Back in the apartment it's lunch time. I have a quiche in the oven, a salad on its way, a table to set, and two kids screaming. The girl comes running towards me with a poster in her hand. She's crying. The boy comes tumbling after, his face as furious as his fists and he tries to hit her on the head. "It's mine!" He yells. "No it's mine!" She retorts. "It's mine," he says again, "you took it off my bed! You're lying!" They won't stop yelling. I cry for them to stop, trying to get her to let go of the poster. She rips it in two. He's enraged. His fists start swinging. I'm screaming too now. He's chasing her. I grab him and take him in my arms, "Don't hit her. I know she stole it. Just don't hit her. I'll tape it up, I promise. Calm down. I'll fix it. We'll sort this out. Just calm down." I did this several times before he finally pouted off to his room. The sister then turned on her angelic face and showed me Christmas ornaments. She can go from evil to cute in a matter of seconds.

Walking back to school the girl started to cry. She forgot her skipping rope at home. More tears, more screaming. I look up at the sky. Still a dreamy blue. I leave her at school with a kiss on the cheek and a promise to take it with me for the park after school.

While they're at school I unwind. I make tea, write emails, breathe. I go buy pains au chocolat for the kids. I prepare a cauliflower gratin that I can throw in the oven before dinner. I talk to the Portugese cleaning lady about cooking and christmas. Then I take off to pick them up at school laden with cookies, the boy's ball, the girl's skipping rope, and a small rolling suitcase of a boy who slept over the night before.

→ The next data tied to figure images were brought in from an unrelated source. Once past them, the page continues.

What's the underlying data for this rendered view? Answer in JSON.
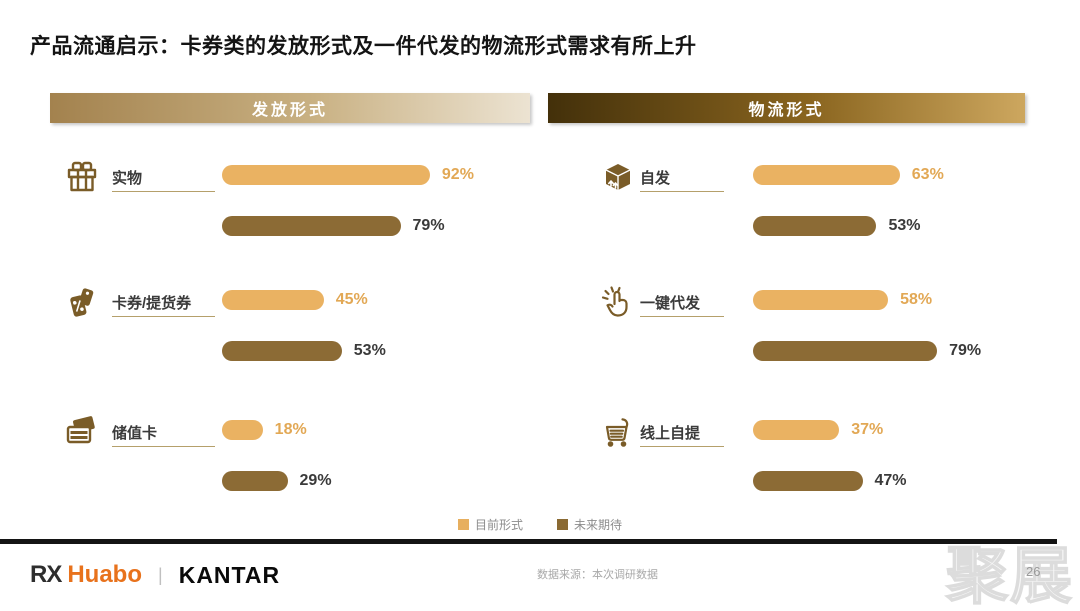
{
  "slide": {
    "title": "产品流通启示：卡券类的发放形式及一件代发的物流形式需求有所上升",
    "source_note": "数据来源：本次调研数据",
    "page_number": "26",
    "watermark": "聚展"
  },
  "panels": [
    {
      "header": "发放形式",
      "rows": [
        {
          "icon": "gift-icon",
          "label": "实物",
          "current": 92,
          "current_label": "92%",
          "future": 79,
          "future_label": "79%"
        },
        {
          "icon": "coupon-icon",
          "label": "卡券/提货券",
          "current": 45,
          "current_label": "45%",
          "future": 53,
          "future_label": "53%"
        },
        {
          "icon": "stored-value-card-icon",
          "label": "储值卡",
          "current": 18,
          "current_label": "18%",
          "future": 29,
          "future_label": "29%"
        }
      ]
    },
    {
      "header": "物流形式",
      "rows": [
        {
          "icon": "package-icon",
          "label": "自发",
          "current": 63,
          "current_label": "63%",
          "future": 53,
          "future_label": "53%"
        },
        {
          "icon": "click-icon",
          "label": "一键代发",
          "current": 58,
          "current_label": "58%",
          "future": 79,
          "future_label": "79%"
        },
        {
          "icon": "cart-icon",
          "label": "线上自提",
          "current": 37,
          "current_label": "37%",
          "future": 47,
          "future_label": "47%"
        }
      ]
    }
  ],
  "legend": {
    "items": [
      {
        "label": "目前形式",
        "color": "#E7AF5F"
      },
      {
        "label": "未来期待",
        "color": "#8A6A33"
      }
    ]
  },
  "footer": {
    "logo_rx": "RX",
    "logo_huabo": "Huabo",
    "separator": "|",
    "logo_kantar": "KANTAR"
  },
  "colors": {
    "bar_current": "#EAB262",
    "bar_future": "#8C6B35",
    "pct_current": "#E2A855",
    "pct_future": "#3A3A3A",
    "icon_brown": "#7A5C28",
    "header_left_gradient": [
      "#a3824e",
      "#ece3d2"
    ],
    "header_right_gradient": [
      "#43300a",
      "#cda75f"
    ]
  },
  "chart_data": [
    {
      "type": "bar",
      "orientation": "horizontal",
      "title": "发放形式",
      "categories": [
        "实物",
        "卡券/提货券",
        "储值卡"
      ],
      "series": [
        {
          "name": "目前形式",
          "values": [
            92,
            45,
            18
          ]
        },
        {
          "name": "未来期待",
          "values": [
            79,
            53,
            29
          ]
        }
      ],
      "unit": "%",
      "xlim": [
        0,
        100
      ],
      "legend_position": "bottom-center",
      "grid": false
    },
    {
      "type": "bar",
      "orientation": "horizontal",
      "title": "物流形式",
      "categories": [
        "自发",
        "一键代发",
        "线上自提"
      ],
      "series": [
        {
          "name": "目前形式",
          "values": [
            63,
            58,
            37
          ]
        },
        {
          "name": "未来期待",
          "values": [
            53,
            79,
            47
          ]
        }
      ],
      "unit": "%",
      "xlim": [
        0,
        100
      ],
      "legend_position": "bottom-center",
      "grid": false
    }
  ]
}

As much as I'd like to tell you I was walking down the street in heels, a long black jacket, and a Hermes scarf tied around my neck, I was actually walking down the street in sneakers, a short white jacket, a wooly scarf, and a flashing Buzz Lightyear suitcase rolling behind me.

A man walks past me and clears the flem out of his throat. He's not subtle.

So I look back at the sky. Still blue. More trains of smoke from airplanes that have come and gone. Romantic rooftops painted gold by the mid-afternoon sun.

Back at the park the girl runs away when I try and zip up her jacket. Then she hits another girl with her skipping rope, refuses to apologize, and runs away again.

Suddenly I'm chasing her, "Where are you going? I just want to talk. All you have to do is apologize." It lasts forever. She gives me dirty looks. Eventually I catch up to her and get her to smile. We both laugh. She starts talking to me about a time she did the best drawing in class. I get her to walk back to where we were, to get cookies. Still, she refuses to apologize.

I look up at the sky. It's a darker blue and the clouds have been lit up in a soft pink glow. Even the trains of smoke from the airplanes are pink. An orange tree on the hill glows. The yellow leaves that remain on the barren trees are suddenly gold. The air gets colder, and we walk back in the dark, street lamps lighting the way.

After homework, dinner, baths and several stories I head back to my apartment wrapped up in my scarf, an issue of French Elle tucked under my arm.

The blue sky is gone, but I'm still looking up.

4 Comments:

Blogger Dana said...

Oh Gill, how you inspire me so...

ps- the Buzz Lightyear suitcase image is too cute...

12:41 PM  
Blogger daringtowrite said...

Gill, I find this post especially poignant. I am moved by it. I am also impressed with how it seems to capture the essence (or at least part of the essence)of your au pair en Paris experience.

2:39 PM  
Blogger Josh said...

Be wary of a return to Ryerson, Gill. They are going to rob you of your exquisite writing. It would be a shame.

5:18 PM  
Blogger Josh said...

Gill... a posted answer to your question on my blog...


-j.

Gill, i don't know what to say. I only have one class this semester that is journalism — featurewriting. So, yeah. Next semester i have one elective instead of 3 and 3 journalism instead of one.

Here's the thing though... I don't want to be a journalist. I would leave, Gill, if it weren't for the people and the eyeopener. I would be back studying poli sci.

The selfish part of me wants you to get your ass back here. But it is ALL journalism from here on in, and I will use that as a base for a master's or something... you've got to decide what you'll use it for.